Le dernier point, celui qui me gêne le plus, concerne les maisons de la
justice et du droit. Je suis favorable à la résolution amiable des conflits.
Cependant, les maisons de la justice et du droit ne doivent pas devenir des
supermarchés du droit. D'une part, nous ne connaissons pas très bien leur
mission. D'autre part, la justice doit garder une certaine solennité. Il ne
faudrait pas que la justice soit à deux vitesses : une justice que l'on rend
dans les quartiers et une justice solennelle qui serait rendue dans les palais
de justice. Tout le monde a droit à la solennité de la justice. Nous devons
être très vigilants. Nos concitoyens sont eux aussi et à juste titre attachés à
ce que la justice soit rendue d'une manière solennelle. Il ne faut pas
banaliser l'acte de justice.
Les dispositions proposées comportent des aspects positifs. Pour un certain
nombre de litiges, on peut recourir aux maisons de la justice et du droit, qui
sont des maisons de proximité.
Toutefois, comme l'a dit l'un d'entre nous, en fin de compte on réinvente ce
qui a été supprimé voilà quelques décennies : les juges de paix.

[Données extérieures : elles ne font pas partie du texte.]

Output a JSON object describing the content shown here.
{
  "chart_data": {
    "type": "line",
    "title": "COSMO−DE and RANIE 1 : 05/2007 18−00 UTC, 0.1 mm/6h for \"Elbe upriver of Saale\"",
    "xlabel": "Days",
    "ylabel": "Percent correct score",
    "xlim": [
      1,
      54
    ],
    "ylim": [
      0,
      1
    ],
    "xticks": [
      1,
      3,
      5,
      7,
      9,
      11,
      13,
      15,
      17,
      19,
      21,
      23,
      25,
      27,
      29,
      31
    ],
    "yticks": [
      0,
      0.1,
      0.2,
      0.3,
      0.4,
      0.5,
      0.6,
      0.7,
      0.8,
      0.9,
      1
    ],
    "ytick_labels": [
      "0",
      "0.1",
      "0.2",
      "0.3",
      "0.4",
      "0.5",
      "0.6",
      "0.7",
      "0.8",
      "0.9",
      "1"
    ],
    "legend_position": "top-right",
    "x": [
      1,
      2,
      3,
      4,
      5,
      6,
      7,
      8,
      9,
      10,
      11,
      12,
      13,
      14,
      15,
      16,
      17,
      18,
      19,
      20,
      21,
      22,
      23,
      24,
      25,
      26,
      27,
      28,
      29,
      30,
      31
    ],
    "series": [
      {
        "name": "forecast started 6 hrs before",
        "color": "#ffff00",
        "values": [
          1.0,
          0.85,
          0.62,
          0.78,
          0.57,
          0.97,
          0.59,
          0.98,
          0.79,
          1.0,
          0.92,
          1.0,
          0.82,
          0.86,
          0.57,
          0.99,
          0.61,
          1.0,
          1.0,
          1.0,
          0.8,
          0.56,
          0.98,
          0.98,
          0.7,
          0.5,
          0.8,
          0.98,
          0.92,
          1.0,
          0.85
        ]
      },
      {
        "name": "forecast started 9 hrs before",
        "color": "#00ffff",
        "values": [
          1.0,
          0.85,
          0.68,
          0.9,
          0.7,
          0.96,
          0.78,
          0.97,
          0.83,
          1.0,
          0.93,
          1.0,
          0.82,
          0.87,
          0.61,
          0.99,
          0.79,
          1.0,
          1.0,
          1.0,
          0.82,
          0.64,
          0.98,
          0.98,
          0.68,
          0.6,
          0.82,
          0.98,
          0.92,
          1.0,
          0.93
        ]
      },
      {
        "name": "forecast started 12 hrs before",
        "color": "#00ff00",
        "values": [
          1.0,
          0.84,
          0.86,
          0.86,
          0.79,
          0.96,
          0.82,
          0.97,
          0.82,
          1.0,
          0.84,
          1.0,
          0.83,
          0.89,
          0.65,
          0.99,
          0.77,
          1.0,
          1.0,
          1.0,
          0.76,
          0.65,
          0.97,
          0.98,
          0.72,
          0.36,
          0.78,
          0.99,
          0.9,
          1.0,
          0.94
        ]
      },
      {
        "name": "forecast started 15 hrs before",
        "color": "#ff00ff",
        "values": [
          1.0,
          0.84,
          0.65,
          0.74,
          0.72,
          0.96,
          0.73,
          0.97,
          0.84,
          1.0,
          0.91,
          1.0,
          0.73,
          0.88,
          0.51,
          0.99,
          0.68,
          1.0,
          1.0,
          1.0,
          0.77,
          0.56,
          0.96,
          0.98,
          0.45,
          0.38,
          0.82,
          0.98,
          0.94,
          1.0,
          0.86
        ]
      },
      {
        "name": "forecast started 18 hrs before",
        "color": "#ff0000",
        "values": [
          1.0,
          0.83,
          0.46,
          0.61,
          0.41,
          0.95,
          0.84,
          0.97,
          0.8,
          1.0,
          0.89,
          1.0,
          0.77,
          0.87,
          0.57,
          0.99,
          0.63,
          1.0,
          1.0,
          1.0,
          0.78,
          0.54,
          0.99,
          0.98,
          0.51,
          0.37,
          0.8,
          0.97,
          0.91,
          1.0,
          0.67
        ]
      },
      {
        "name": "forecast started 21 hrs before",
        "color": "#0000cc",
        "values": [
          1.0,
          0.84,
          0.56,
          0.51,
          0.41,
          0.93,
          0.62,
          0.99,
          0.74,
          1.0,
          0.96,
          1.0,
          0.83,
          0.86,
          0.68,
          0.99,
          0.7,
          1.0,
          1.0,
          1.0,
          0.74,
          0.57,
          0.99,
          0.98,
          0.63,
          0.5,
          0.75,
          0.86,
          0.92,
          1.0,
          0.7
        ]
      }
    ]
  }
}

(Applaudissements sur les travées de l'Union centriste, du RPR et des
Républicains et Indépendants, ainsi que sur plusieurs travées
socialistes.)
M. le président.
La parole est à M. Haenel.
M. Hubert Haenel.
Monsieur le président, madame la ministre, mes chers collègues, l'an dernier,
dans mon rapport, au nom de la commission des finances, sur les crédits du
ministère de la justice, j'abordais la question de l'Etat de droit et
j'insistais sur la nécessité de mettre en place un dispositif de résolution
amiable des conflits. Dans une approche visant à une meilleure utilisation des
crédits des services judiciaires, je rappelais qu'aucune réforme de
l'institution judiciaire ne pourrait échapper à la question fondamentale de la
redéfinition des missions de la justice, car la judiciarisation croissante des
questions de société conduit la justice à élargir à l'infini le champ de ses
interventions.
J'insistais aussi sur le fait que l'accès au droit ne signifie pas
nécessairement - et heureusement - accès à la justice ; c'est d'ailleurs ce qui
est indiqué largement dans le présent projet de loi. Au contraire, le recours
au juge dans certaines affaires doit être subsidiaire, lorsque toutes les
autres voies de médiation et de conciliation ont été épuisées, et doit servir
uniquement à trancher un conflit en disant le droit. Parallèlement, il faut
mieux informer nos concitoyens de leurs droits et de leurs devoirs, et
permettre aux plus défavorisés d'avoir accès au droit.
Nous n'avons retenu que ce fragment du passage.